Japan Geoscience Union Meeting 2025

Presentation information

[E] Poster

A (Atmospheric and Hydrospheric Sciences ) » A-AS Atmospheric Sciences, Meteorology & Atmospheric Environment

[A-AS03] Extreme Events and Mesoscale Weather: Observations and Modeling

Tue. May 27, 2025 5:15 PM - 7:15 PM Poster Hall (Exhibition Hall 7&8, Makuhari Messe)

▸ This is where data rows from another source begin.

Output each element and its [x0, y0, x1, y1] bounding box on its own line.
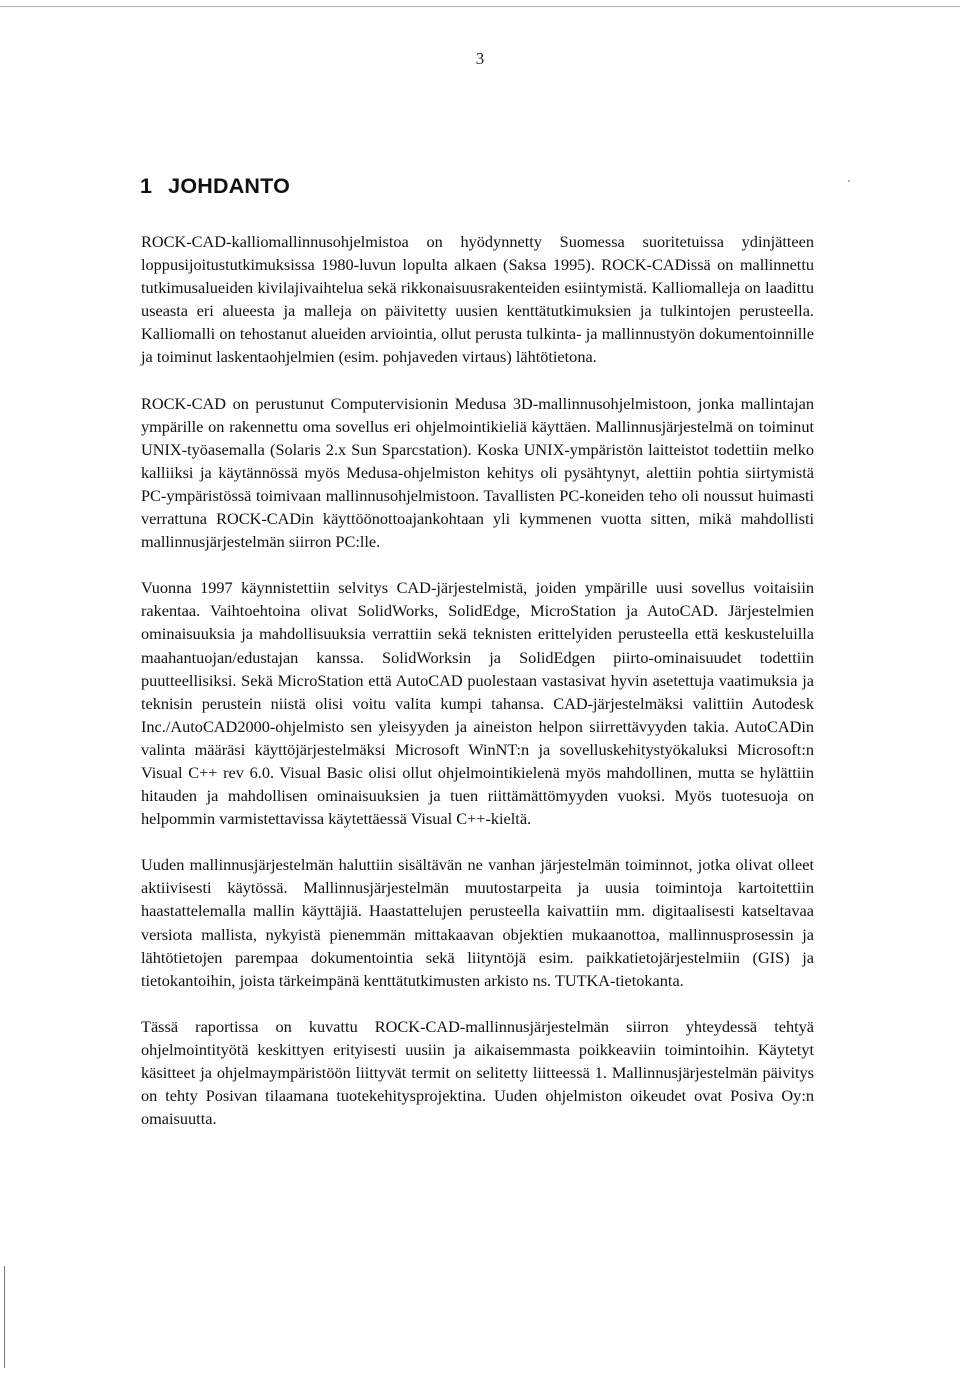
page-number: 3: [475, 49, 485, 68]
scan-margin-line: [4, 1266, 5, 1368]
section-title: JOHDANTO: [168, 174, 291, 198]
paragraph-5: Tässä raportissa on kuvattu ROCK-CAD-mallinnusjärjestelmän siirron yhteydessä tehtyä ohjelmointityötä keskittyen erityisesti uusiin ja aikaisemmasta poikkeaviin toimintoihin. Käytetyt käsitteet ja ohjelmaympäristöön liittyvät termit on selitetty liitteessä 1. Mallinnusjärjestelmän päivitys on tehty Posivan tilaamana tuotekehitysprojektina. Uuden ohjelmiston oikeudet ovat Posiva Oy:n omaisuutta.: [141, 1016, 814, 1129]
scan-top-rule: [0, 6, 960, 7]
scan-speck: [848, 180, 850, 182]
paragraph-1: ROCK-CAD-kalliomallinnusohjelmistoa on hyödynnetty Suomessa suoritetuissa ydinjätteen loppusijoitustutkimuksissa 1980-luvun lopulta alkaen (Saksa 1995). ROCK-CADissä on mallinnettu tutkimusalueiden kivilajivaihtelua sekä rikkonaisuusrakenteiden esiintymistä. Kalliomalleja on laadittu useasta eri alueesta ja malleja on päivitetty uusien kenttätutkimuksien ja tulkintojen perusteella. Kalliomalli on tehostanut alueiden arviointia, ollut perusta tulkinta- ja mallinnustyön dokumentoinnille ja toiminut laskentaohjelmien (esim. pohjaveden virtaus) lähtötietona.: [141, 232, 814, 367]
section-number: 1: [140, 174, 153, 198]
section-heading: [140, 174, 290, 199]
paragraph-3: Vuonna 1997 käynnistettiin selvitys CAD-järjestelmistä, joiden ympärille uusi sovellus voitaisiin rakentaa. Vaihtoehtoina olivat SolidWorks, SolidEdge, MicroStation ja AutoCAD. Järjestelmien ominaisuuksia ja mahdollisuuksia verrattiin sekä teknisten erittelyiden perusteella että keskusteluilla maahantuojan/edustajan kanssa. SolidWorksin ja SolidEdgen piirto-ominaisuudet todettiin puutteellisiksi. Sekä MicroStation että AutoCAD puolestaan vastasivat hyvin asetettuja vaatimuksia ja teknisin perustein niistä olisi voitu valita kumpi tahansa. CAD-järjestelmäksi valittiin Autodesk Inc./AutoCAD2000-ohjelmisto sen yleisyyden ja aineiston helpon siirrettävyyden takia. AutoCADin valinta määräsi käyttöjärjestelmäksi Microsoft WinNT:n ja sovelluskehitystyökaluksi Microsoft:n Visual C++ rev 6.0. Visual Basic olisi ollut ohjelmointikielenä myös mahdollinen, mutta se hylättiin hitauden ja mahdollisen ominaisuuksien ja tuen riittämättömyyden vuoksi. Myös tuotesuoja on helpommin varmistettavissa käytettäessä Visual C++-kieltä.: [141, 578, 814, 829]
body-text: [141, 230, 814, 1153]
paragraph-2: ROCK-CAD on perustunut Computervisionin Medusa 3D-mallinnusohjelmistoon, jonka mallintajan ympärille on rakennettu oma sovellus eri ohjelmointikieliä käyttäen. Mallinnusjärjestelmä on toiminut UNIX-työasemalla (Solaris 2.x Sun Sparcstation). Koska UNIX-ympäristön laitteistot todettiin melko kalliiksi ja käytännössä myös Medusa-ohjelmiston kehitys oli pysähtynyt, alettiin pohtia siirtymistä PC-ympäristössä toimivaan mallinnusohjelmistoon. Tavallisten PC-koneiden teho oli noussut huimasti verrattuna ROCK-CADin käyttöönottoajankohtaan yli kymmenen vuotta sitten, mikä mahdollisti mallinnusjärjestelmän siirron PC:lle.: [141, 393, 814, 552]
paragraph-4: Uuden mallinnusjärjestelmän haluttiin sisältävän ne vanhan järjestelmän toiminnot, jotka olivat olleet aktiivisesti käytössä. Mallinnusjärjestelmän muutostarpeita ja uusia toimintoja kartoitettiin haastattelemalla mallin käyttäjiä. Haastattelujen perusteella kaivattiin mm. digitaalisesti katseltavaa versiota mallista, nykyistä pienemmän mittakaavan objektien mukaanottoa, mallinnusprosessin ja lähtötietojen parempaa dokumentointia sekä liityntöjä esim. paikkatietojärjestelmiin (GIS) ja tietokantoihin, joista tärkeimpänä kenttätutkimusten arkisto ns. TUTKA-tietokanta.: [141, 855, 814, 990]
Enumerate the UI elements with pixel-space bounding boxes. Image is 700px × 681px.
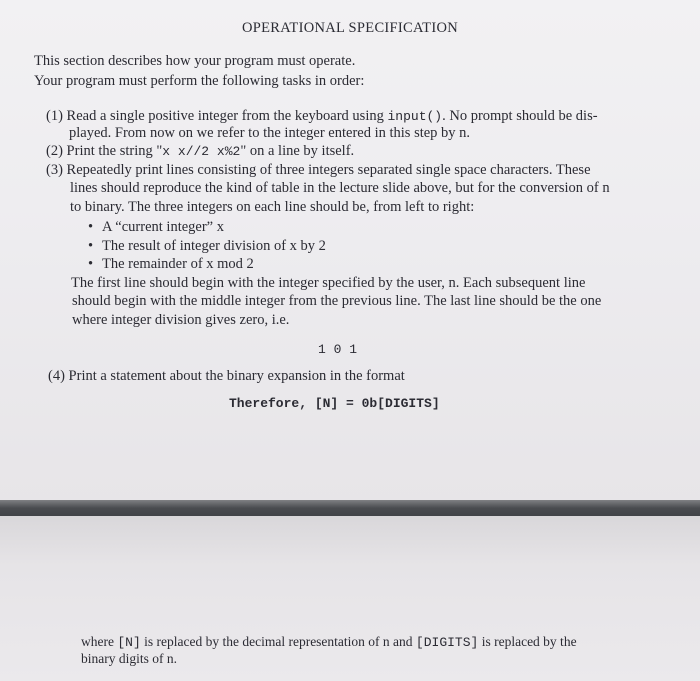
task-3-para-2: should begin with the middle integer from the previous line. The last line should be the one xyxy=(72,293,602,309)
bullet-text: A “current integer” x xyxy=(102,219,224,235)
task-3-line-3: to binary. The three integers on each line should be, from left to right: xyxy=(70,199,475,215)
task-3-para-3: where integer division gives zero, i.e. xyxy=(72,312,290,328)
task-2-post: " on a line by itself. xyxy=(240,143,355,159)
task-4-text: Print a statement about the binary expansion in the format xyxy=(68,368,405,384)
task-4-number: (4) xyxy=(48,368,65,384)
intro-line-2: Your program must perform the following tasks in order: xyxy=(34,73,365,89)
footer-text-1: where xyxy=(81,634,118,649)
footer-text-3: is replaced by the xyxy=(478,634,577,649)
input-code: input() xyxy=(387,109,443,124)
task-3-text-1: Repeatedly print lines consisting of three integers separated single space characters. These xyxy=(66,162,591,178)
task-1-line-2: played. From now on we refer to the integer entered in this step by n. xyxy=(69,125,471,141)
footer-line-2: binary digits of n. xyxy=(81,651,177,666)
task-1-text-b: . No prompt should be dis- xyxy=(442,108,598,124)
example-output: 1 0 1 xyxy=(318,342,358,357)
footer-digits-code: [DIGITS] xyxy=(415,635,479,650)
task-1-number: (1) xyxy=(46,108,63,124)
task-3-para-1: The first line should begin with the integer specified by the user, n. Each subsequent line xyxy=(71,275,586,291)
footer-line-1 xyxy=(81,633,577,651)
task-4-line xyxy=(48,368,405,385)
footer-text-2: is replaced by the decimal representation of n and xyxy=(140,634,416,649)
footer-n-code: [N] xyxy=(117,635,141,650)
bullet-item xyxy=(88,256,254,273)
bullet-icon: • xyxy=(88,219,94,235)
task-2-number: (2) xyxy=(46,143,63,159)
bullet-item xyxy=(88,219,224,236)
section-heading: OPERATIONAL SPECIFICATION xyxy=(241,20,458,36)
bullet-icon: • xyxy=(88,238,94,254)
task-2-line xyxy=(46,143,354,160)
format-string: Therefore, [N] = 0b[DIGITS] xyxy=(229,396,440,411)
task-1-line-1 xyxy=(46,108,598,125)
bullet-item xyxy=(88,238,326,255)
bullet-text: The remainder of x mod 2 xyxy=(102,256,254,272)
task-3-line-1 xyxy=(46,162,591,179)
task-1-text-a: Read a single positive integer from the keyboard using xyxy=(66,108,388,124)
bullet-icon: • xyxy=(88,256,94,272)
task-2-pre: Print the string " xyxy=(66,143,163,159)
task-2-code: x x//2 x%2 xyxy=(162,144,241,159)
task-3-number: (3) xyxy=(46,162,63,178)
task-3-line-2: lines should reproduce the kind of table in the lecture slide above, but for the conversion of n xyxy=(70,180,610,196)
bullet-text: The result of integer division of x by 2 xyxy=(102,238,326,254)
intro-line-1: This section describes how your program must operate. xyxy=(34,53,356,69)
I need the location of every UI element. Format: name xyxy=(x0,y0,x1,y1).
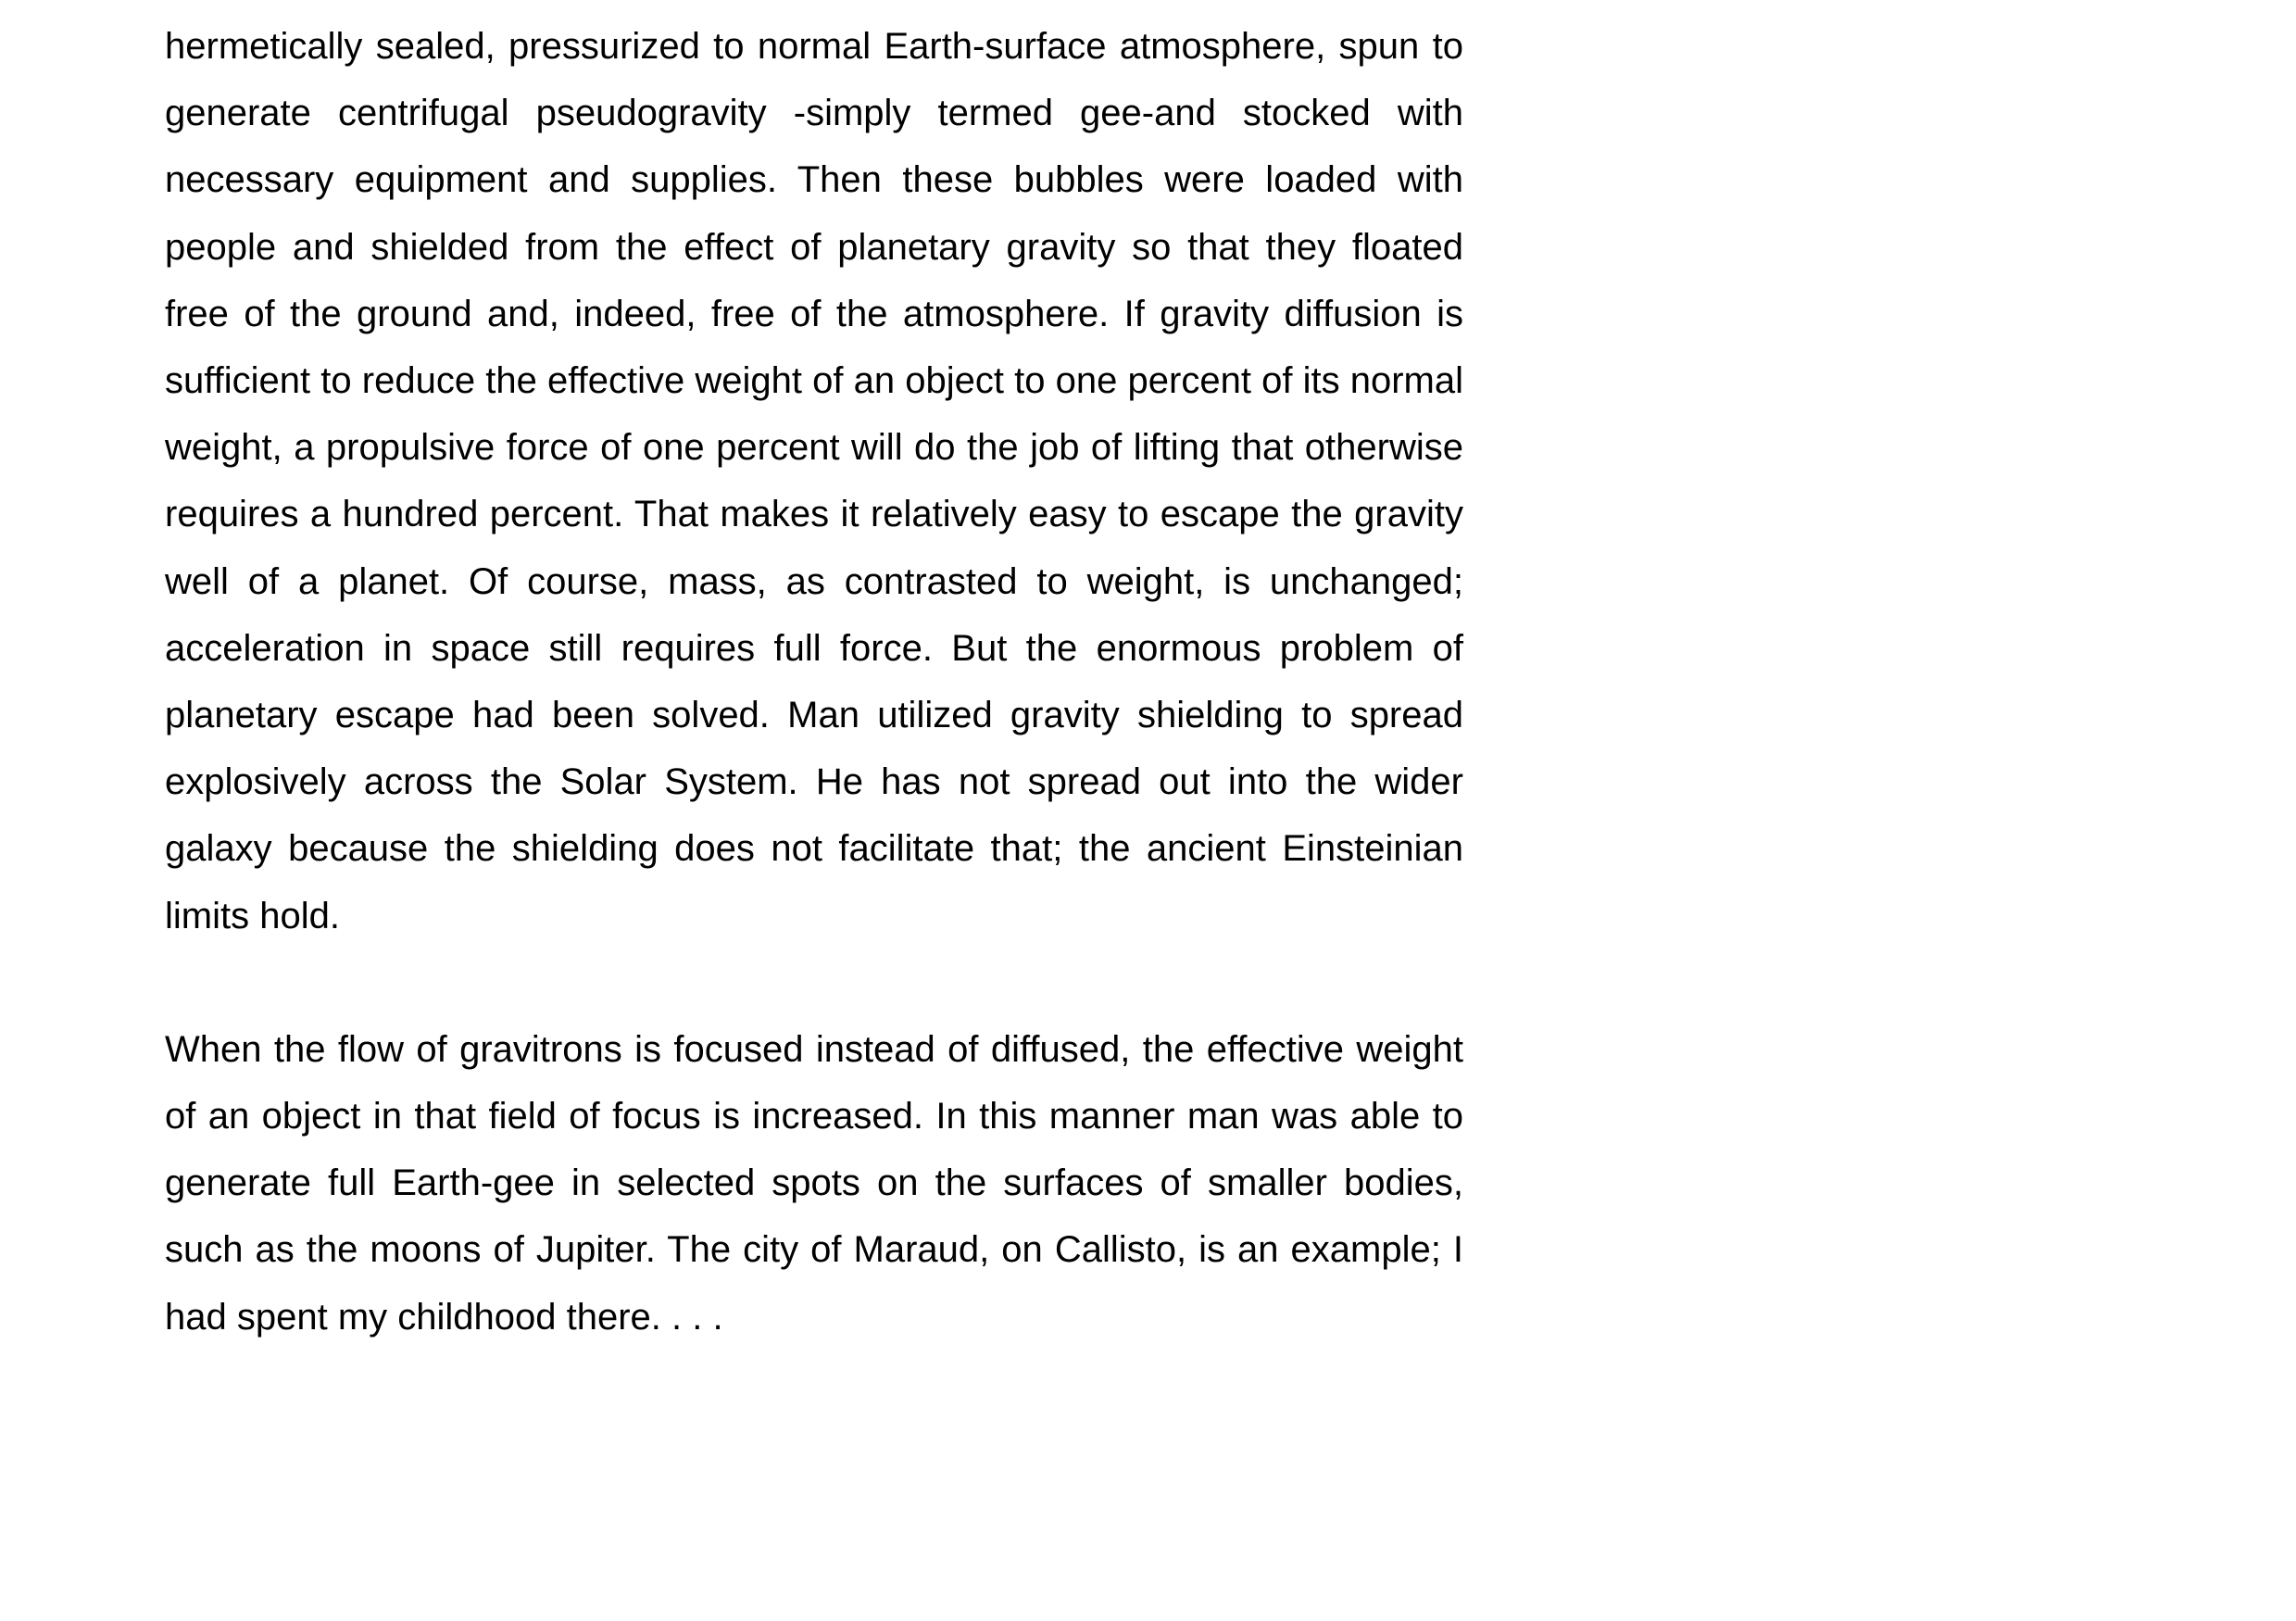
paragraph-gravity-shielding: hermetically sealed, pressurized to normal Earth-surface atmosphere, spun to generate centrifugal pseudogravity -simply termed gee-and stocked with necessary equipment and supplies. Then these bubbles were loaded with people and shielded from the effect of planetary gravity so that they floated free of the ground and, indeed, free of the atmosphere. If gravity diffusion is sufficient to reduce the effective weight of an object to one percent of its normal weight, a propulsive force of one percent will do the job of lifting that otherwise requires a hundred percent. That makes it relatively easy to escape the gravity well of a planet. Of course, mass, as contrasted to weight, is unchanged; acceleration in space still requires full force. But the enormous problem of planetary escape had been solved. Man utilized gravity shielding to spread explosively across the Solar System. He has not spread out into the wider galaxy because the shielding does not facilitate that; the ancient Einsteinian limits hold. xyxy=(165,26,1463,936)
body-text xyxy=(165,13,1463,1351)
paragraph-gravitron-focus: When the flow of gravitrons is focused instead of diffused, the effective weight of an object in that field of focus is increased. In this manner man was able to generate full Earth-gee in selected spots on the surfaces of smaller bodies, such as the moons of Jupiter. The city of Maraud, on Callisto, is an example; I had spent my childhood there. . . . xyxy=(165,1028,1463,1338)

convener:Tetsuya Takemi(Disaster Prevention Research Institute, Kyoto University), Sridhara Nayak(Japan Meteorological Corporation), Ken-ichi Shimose(National Research Institute For Earth Science and Disaster Resilience), Takumi Honda(Information Technology Center, The University of Tokyo)

5:15 PM - 7:15 PM

[AAS03-P01] Predictability of a line-shaped heavy precipitation event in early July 2023 revealed by an ensemble forecast

*Takumi Honda1, Kozo OKAMOTO2, Eigo Tochimoto2 (1.Information Technology Center, The University of Tokyo, 2.Meteorological Research Institute)

Keywords:Predictability, Line-shaped precipitation system, Ensemble forecast

In Japan, quasi-stationary line-shaped precipitation systems often cause severe disasters. Accurate prediction of such systems requires understanding the underlying processes that affect predictability. In particular, analyzing ensembles of predictions would provide valuable insights into how small differences result in significant variations in predicted precipitation among ensemble members. This study aims to investigate predictability of a line-shaped heavy precipitation event in early July 2023 using an ensemble forecast. During this event, a cloud system developed west of Kyushu Island, moved eastward, and caused substantial precipitation in the northern Kyushu area. To better capture this cloud system in the initial conditions, this study assimilates all-sky brightness temperature observations from Himawari-9. The assimilation clearly improves the representation of cloud patterns and the accuracy of precipitation ensemble forecasts. We will analyze this improved ensemble forecast to identify key characteristics associated with the predictability of this heavy precipitation event.